Dans cette belle équipe, il manque le roi : Bob Dylan. Quand Robert Zimmerman était arrivé du Minnesota à New York au début des années 60, Pete Seeger était son protecteur, Woody Guthrie son inspirateur. Ils croyaient que le gamin serait la nouvelle gloire de la chanson militante. Quelques chansons ("Masters of War", par exemple) le faisaient croire. Mais le Zim n'était pas vraiment de ce côté-là. Il était ailleurs. Du côté de la langue, du côté de la création poétique. Quarante ans après, et pas mal de malentendus, il est difficile de ne pas le comprendre : Bob Dylan est en littérature.
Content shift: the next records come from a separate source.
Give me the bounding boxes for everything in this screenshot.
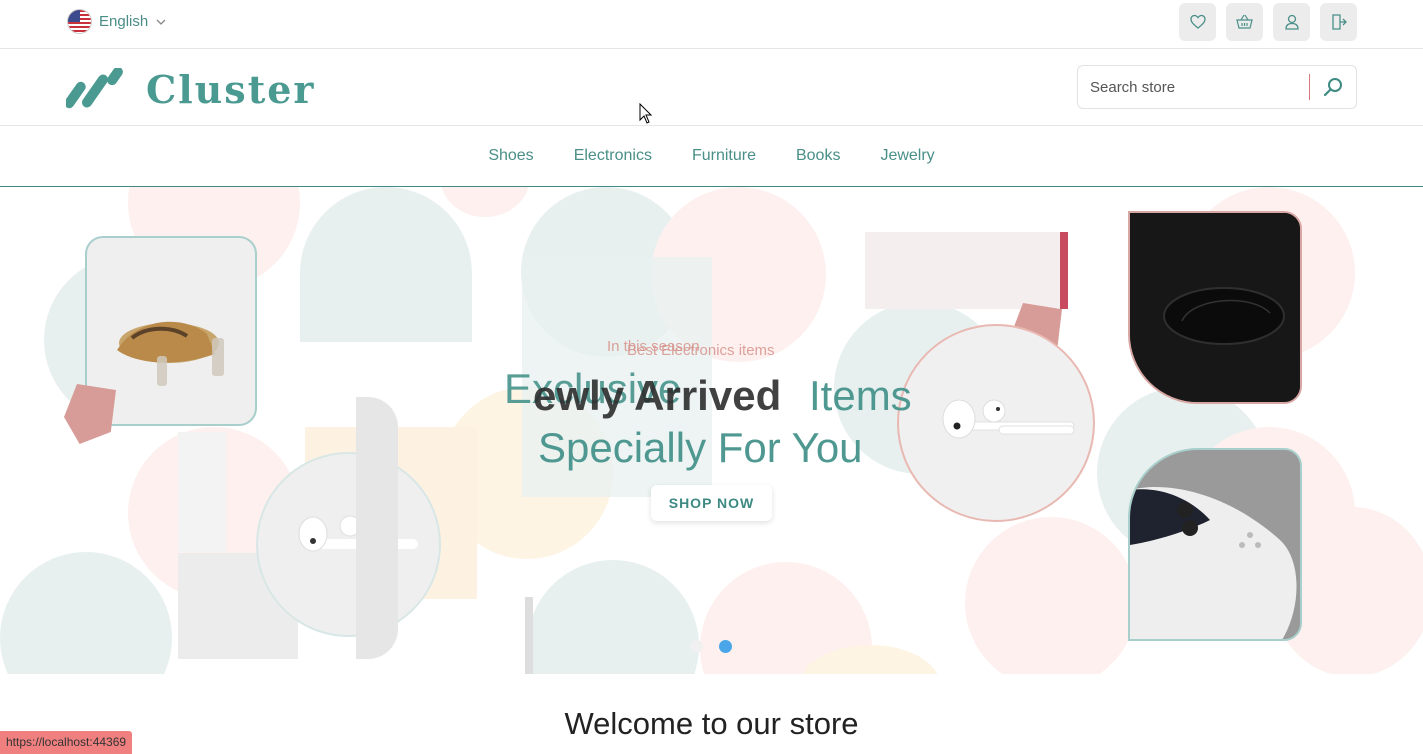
slide-transition-panel — [356, 397, 398, 659]
status-bar-url: https://localhost:44369 — [0, 731, 133, 754]
controller-image — [1130, 450, 1300, 639]
basket-icon — [1236, 14, 1253, 29]
chevron-down-icon — [156, 19, 166, 25]
hero-subtitle-next: Best Electronics items — [627, 342, 775, 359]
wishlist-button[interactable] — [1179, 3, 1216, 41]
nav-item-furniture[interactable]: Furniture — [692, 147, 756, 165]
bg-circle — [440, 187, 530, 217]
brand-logo[interactable]: Cluster — [66, 67, 315, 112]
hero-slider: In this season Best Electronics items Ex… — [0, 187, 1423, 674]
slider-dot-1[interactable] — [690, 640, 703, 653]
airpods-image-faded — [256, 452, 441, 637]
bg-circle — [300, 187, 472, 342]
language-label: English — [99, 13, 149, 30]
cart-button[interactable] — [1226, 3, 1263, 41]
shop-now-button[interactable]: SHOP NOW — [651, 485, 772, 521]
nav-item-books[interactable]: Books — [796, 147, 840, 165]
hero-headline-next: ewly Arrived — [533, 372, 782, 419]
hero-headline-end: Items — [809, 372, 912, 419]
product-card-controller — [1128, 448, 1302, 641]
search-input[interactable] — [1078, 67, 1310, 107]
brand-name: Cluster — [146, 67, 316, 112]
bg-circle — [965, 517, 1137, 674]
user-icon — [1284, 14, 1299, 30]
slide-transition-panel — [865, 232, 1068, 309]
product-card-mouse — [1128, 211, 1302, 404]
logo-mark-icon — [66, 67, 123, 108]
slider-dots — [690, 640, 732, 653]
search-button[interactable] — [1310, 66, 1356, 108]
nav-item-electronics[interactable]: Electronics — [574, 147, 652, 165]
account-button[interactable] — [1273, 3, 1310, 41]
us-flag-icon — [67, 9, 92, 34]
heart-icon — [1189, 14, 1206, 29]
product-card-airpods — [897, 324, 1095, 522]
slide-transition-panel — [178, 432, 226, 552]
nav-item-shoes[interactable]: Shoes — [488, 147, 533, 165]
bg-circle — [0, 552, 172, 674]
slider-dot-2[interactable] — [719, 640, 732, 653]
top-bar: English — [0, 0, 1423, 49]
logout-icon — [1331, 14, 1347, 30]
search-box — [1077, 65, 1357, 109]
logout-button[interactable] — [1320, 3, 1357, 41]
hero-headline-line2: Specially For You — [538, 424, 863, 471]
nav-item-jewelry[interactable]: Jewelry — [880, 147, 934, 165]
airpods-image — [942, 399, 1075, 439]
slide-transition-panel — [525, 597, 533, 674]
main-header: Cluster — [0, 49, 1423, 126]
welcome-heading: Welcome to our store — [564, 706, 859, 741]
language-selector[interactable]: English — [67, 9, 167, 34]
search-icon — [1323, 78, 1343, 97]
mouse-pointer-icon — [639, 103, 653, 124]
category-nav: Shoes Electronics Furniture Books Jewelr… — [0, 126, 1423, 187]
mouse-image — [1130, 213, 1300, 402]
bg-circle — [527, 560, 699, 674]
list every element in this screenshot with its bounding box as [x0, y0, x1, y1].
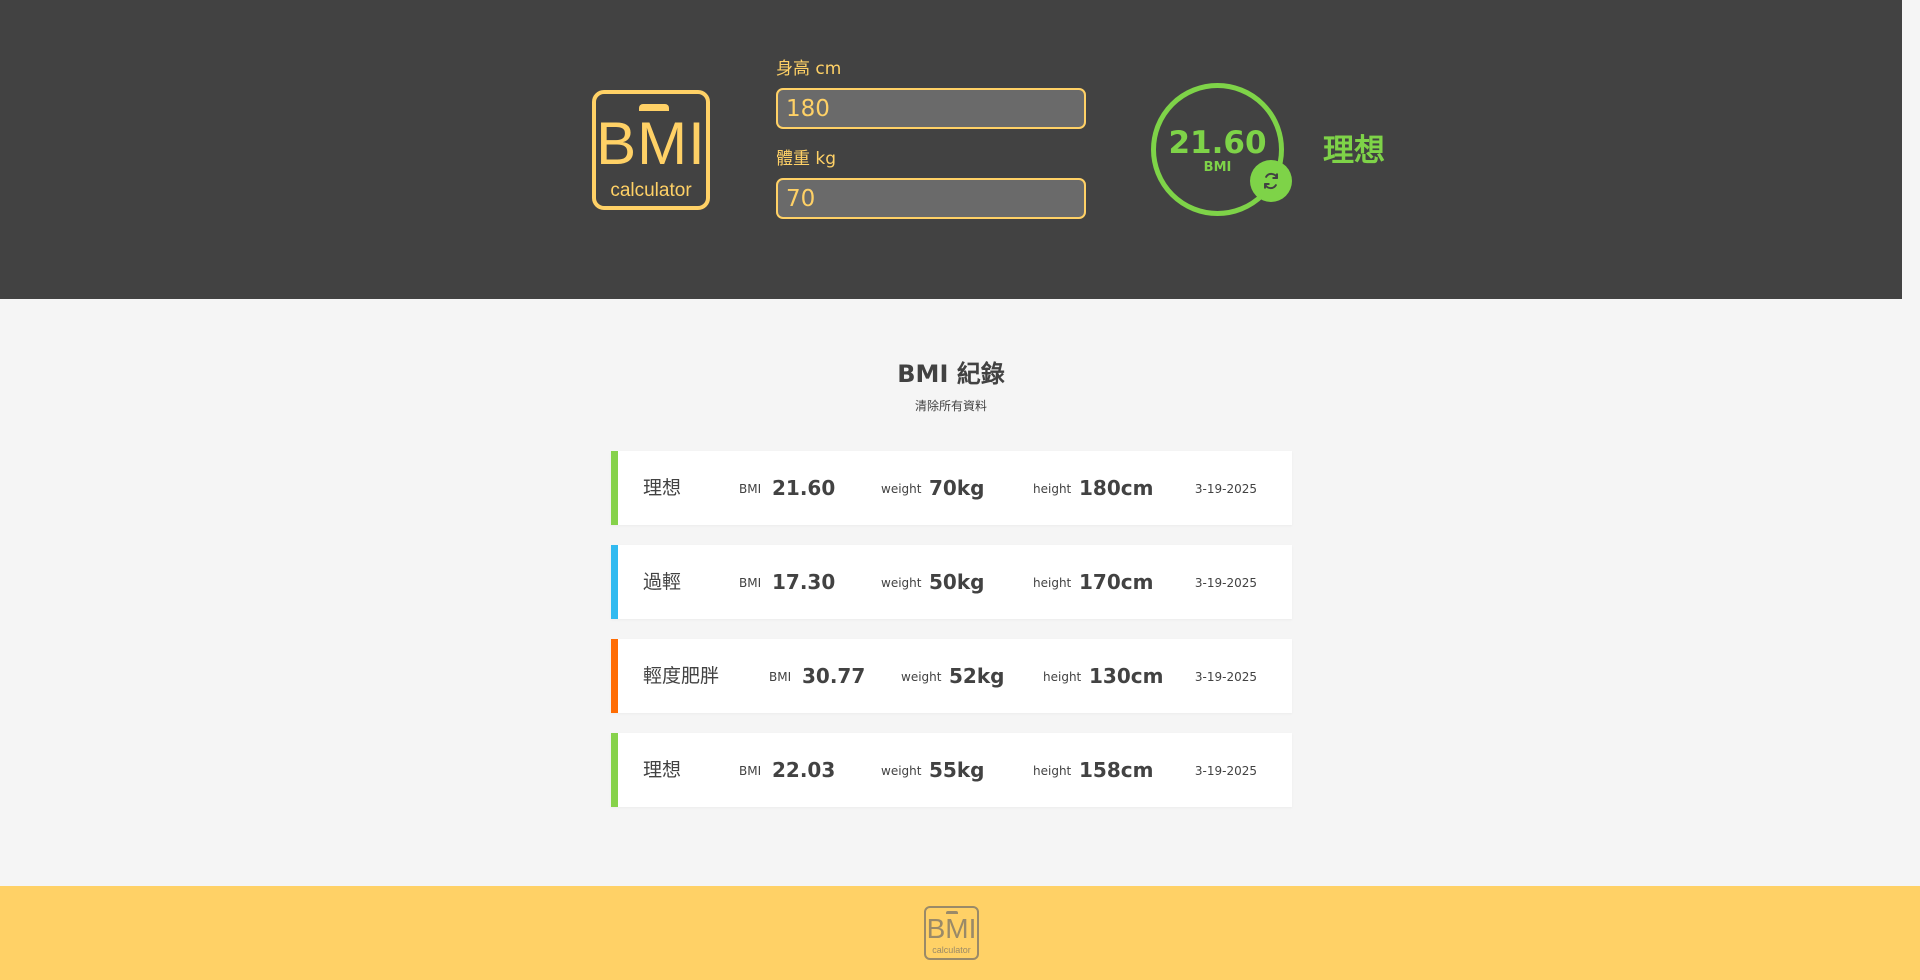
- height-label: height: [1033, 576, 1072, 590]
- record-height: 170cm: [1079, 570, 1154, 594]
- bmi-status-label: 理想: [1323, 133, 1385, 169]
- bmi-label: BMI: [739, 576, 762, 590]
- status-color-bar: [611, 545, 618, 619]
- record-height: 180cm: [1079, 476, 1154, 500]
- height-label: height: [1033, 482, 1072, 496]
- weight-label: weight: [901, 670, 942, 684]
- record-date: 3-19-2025: [1194, 576, 1257, 590]
- bmi-label: BMI: [769, 670, 792, 684]
- record-status: 理想: [643, 477, 682, 499]
- logo-subtitle: calculator: [610, 180, 692, 201]
- height-label: height: [1043, 670, 1082, 684]
- record-row: 理想 BMI 21.60 weight 70kg height 180cm 3-…: [611, 451, 1292, 525]
- bmi-label: BMI: [739, 482, 762, 496]
- status-color-bar: [611, 639, 618, 713]
- record-date: 3-19-2025: [1194, 670, 1257, 684]
- record-height: 158cm: [1079, 758, 1154, 782]
- record-bmi: 21.60: [772, 476, 836, 500]
- record-weight: 55kg: [929, 758, 985, 782]
- header: BMI calculator 身高 cm 體重 kg 21.60 BMI 理想: [0, 0, 1902, 299]
- record-height: 130cm: [1089, 664, 1164, 688]
- weight-label: 體重 kg: [776, 149, 837, 169]
- weight-label: weight: [881, 482, 922, 496]
- status-color-bar: [611, 733, 618, 807]
- footer: BMI calculator: [0, 886, 1920, 980]
- weight-label: weight: [881, 764, 922, 778]
- clear-all-link[interactable]: 清除所有資料: [0, 398, 1902, 414]
- footer-logo-title: BMI: [926, 913, 977, 944]
- records-title: BMI 紀錄: [897, 360, 1005, 388]
- logo-title: BMI: [596, 110, 706, 177]
- record-status: 輕度肥胖: [643, 665, 720, 687]
- record-date: 3-19-2025: [1194, 482, 1257, 496]
- record-bmi: 30.77: [802, 664, 866, 688]
- record-row: 輕度肥胖 BMI 30.77 weight 52kg height 130cm …: [611, 639, 1292, 713]
- status-color-bar: [611, 451, 618, 525]
- reset-button[interactable]: [1250, 160, 1292, 202]
- record-date: 3-19-2025: [1194, 764, 1257, 778]
- bmi-logo: BMI calculator: [592, 90, 710, 210]
- refresh-icon: [1264, 172, 1278, 190]
- height-label: height: [1033, 764, 1072, 778]
- record-weight: 70kg: [929, 476, 985, 500]
- record-row: 理想 BMI 22.03 weight 55kg height 158cm 3-…: [611, 733, 1292, 807]
- weight-input[interactable]: [776, 178, 1086, 219]
- footer-logo-subtitle: calculator: [932, 945, 971, 955]
- height-input[interactable]: [776, 88, 1086, 129]
- record-weight: 50kg: [929, 570, 985, 594]
- weight-label: weight: [881, 576, 922, 590]
- record-bmi: 22.03: [772, 758, 836, 782]
- record-bmi: 17.30: [772, 570, 836, 594]
- height-label: 身高 cm: [776, 59, 842, 79]
- record-status: 理想: [643, 759, 682, 781]
- record-weight: 52kg: [949, 664, 1005, 688]
- record-row: 過輕 BMI 17.30 weight 50kg height 170cm 3-…: [611, 545, 1292, 619]
- bmi-result-value: 21.60: [1168, 125, 1267, 161]
- footer-logo: BMI calculator: [924, 906, 979, 960]
- bmi-label: BMI: [739, 764, 762, 778]
- record-status: 過輕: [643, 571, 682, 593]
Le 12 octobre prochain sort chez Simon & Schuster le premier de trois volumes d'une sorte de journal intime intitulé, comme il se doit, "Chronicles : Volume One", 304 pages. Une semaine après sortira "Lyrics : 1962-2001", les paroles de presque toutes les chansons. Et cette avalanche arrive alors que les adeptes sont encore plongés dans le gros bouquin de Christopher Ricks, "Dylan's Visions of Sin". Ricks, professeur à l'Université de Boston, est l'un des critiques littéraires les plus réputés de Grande-Bretagne. Il s'est plongé dans l'œuvre de Bob Dylan comme il l'avait fait avant pour Keats et Milton. Il a cherché les sources d'inspiration du ...poète en ordonnant sa quête autour des sept pêchés capitaux, des quatre vertus cardinales et de trois grâces célestes. Pour ce qu'on en sait, c'est assez amusant.
Cette fuite littéraire, forcément, emmène loin de la Convention républicaine et de ses contre-manifestations. Mais il peut se produire, entre le verbe et la terre ferme, des rencontres imprévues. Quand Dylan s'est presque tué en moto, ça a changé deux ou trois choses. Et la dernière fois qu'il a sorti un album ("Love and Theft"), c'était le 11 septembre 2001.